The photo above this feature was taken last weekend just after we got knocked out, in the second round of the knockout cup, by a well drilled team from Edgeley Park. To the trained eye of an U11’s manager the accompanying photograph would tell you many things such as:

(1) There are ten players on the back row and only three at the front – this should tell you that the team, unless and sometimes despite being given clear direction, will often adopt a wholly inappropriate formation – work to be done there.

(2) They are looking in different directions – this is not good for the photograph but it shows that the team are aware of the space around them.

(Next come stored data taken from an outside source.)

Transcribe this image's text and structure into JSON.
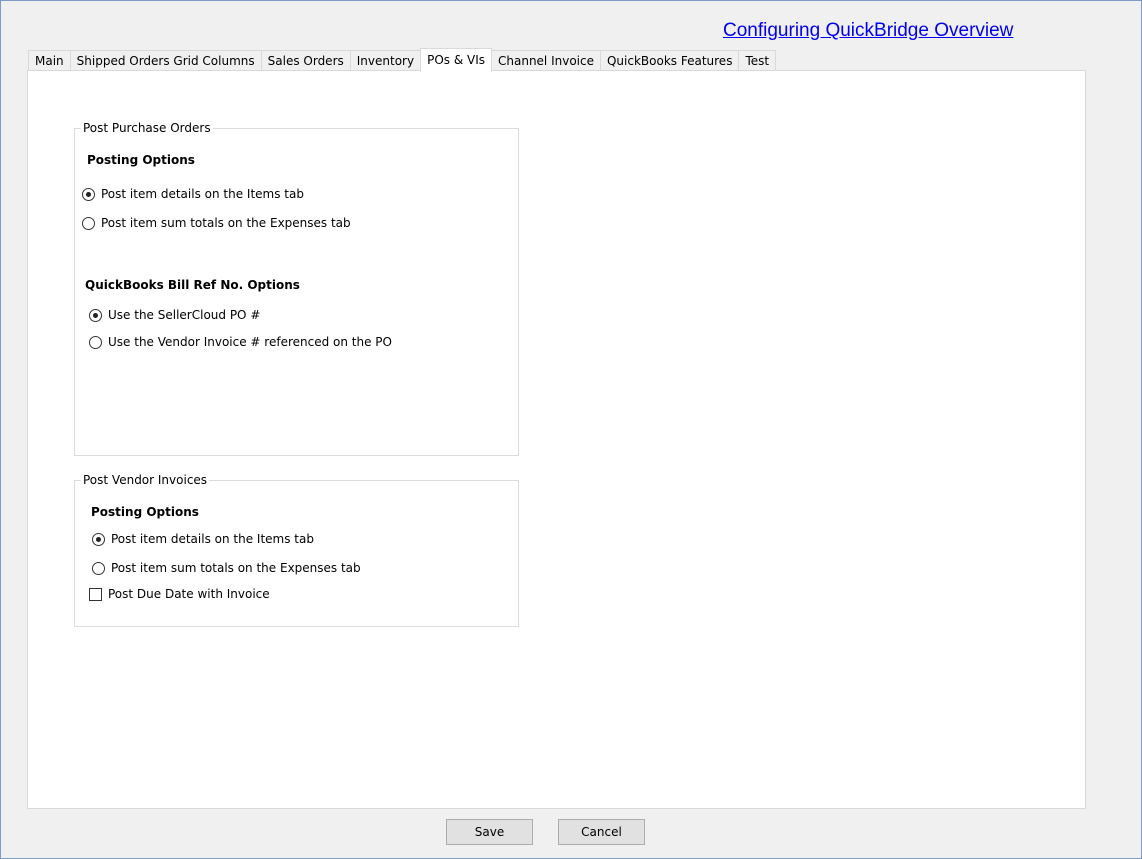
{
  "help_link": "Configuring QuickBridge Overview",
  "tabs": [
    {
      "label": "Main",
      "active": false
    },
    {
      "label": "Shipped Orders Grid Columns",
      "active": false
    },
    {
      "label": "Sales Orders",
      "active": false
    },
    {
      "label": "Inventory",
      "active": false
    },
    {
      "label": "POs & VIs",
      "active": true
    },
    {
      "label": "Channel Invoice",
      "active": false
    },
    {
      "label": "QuickBooks Features",
      "active": false
    },
    {
      "label": "Test",
      "active": false
    }
  ],
  "purchase_orders": {
    "legend": "Post Purchase Orders",
    "posting_heading": "Posting Options",
    "posting_options": [
      {
        "label": "Post item details on the Items tab",
        "checked": true
      },
      {
        "label": "Post item sum totals on the Expenses tab",
        "checked": false
      }
    ],
    "billref_heading": "QuickBooks Bill Ref No. Options",
    "billref_options": [
      {
        "label": "Use the SellerCloud PO #",
        "checked": true
      },
      {
        "label": "Use the Vendor Invoice # referenced on the PO",
        "checked": false
      }
    ]
  },
  "vendor_invoices": {
    "legend": "Post Vendor Invoices",
    "posting_heading": "Posting Options",
    "posting_options": [
      {
        "label": "Post item details on the Items tab",
        "checked": true
      },
      {
        "label": "Post item sum totals on the Expenses tab",
        "checked": false
      }
    ],
    "due_date_checkbox": {
      "label": "Post Due Date with Invoice",
      "checked": false
    }
  },
  "buttons": {
    "save": "Save",
    "cancel": "Cancel"
  }
}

(3) There are neon bright training balls littered about – the colour choice indicates either/both wayward shooting or lack of interest in retrieval.

(4) They are all smiling despite the Siberian conditions and having just lost – this shows that they are showing strength and developing friendship through adversity.

It feels like we have come a long way since we started, becoming more a team as they have each become more aware of their own individual strengths and weaknesses and the collective strength of the team. I am amazed at the skills that some of them have (very few of which I have taught them) but the absolute best thing is when they get over a major development hurdle and suddenly find their place in the team.

Our successes to date have to be mainly attributed to the team but I should also mention the wider support we have from the club, our supportive and welcoming parent group, and from our team sponsor Chorlton Gas. I like to think our sponsorship deal has created warm feelings all around.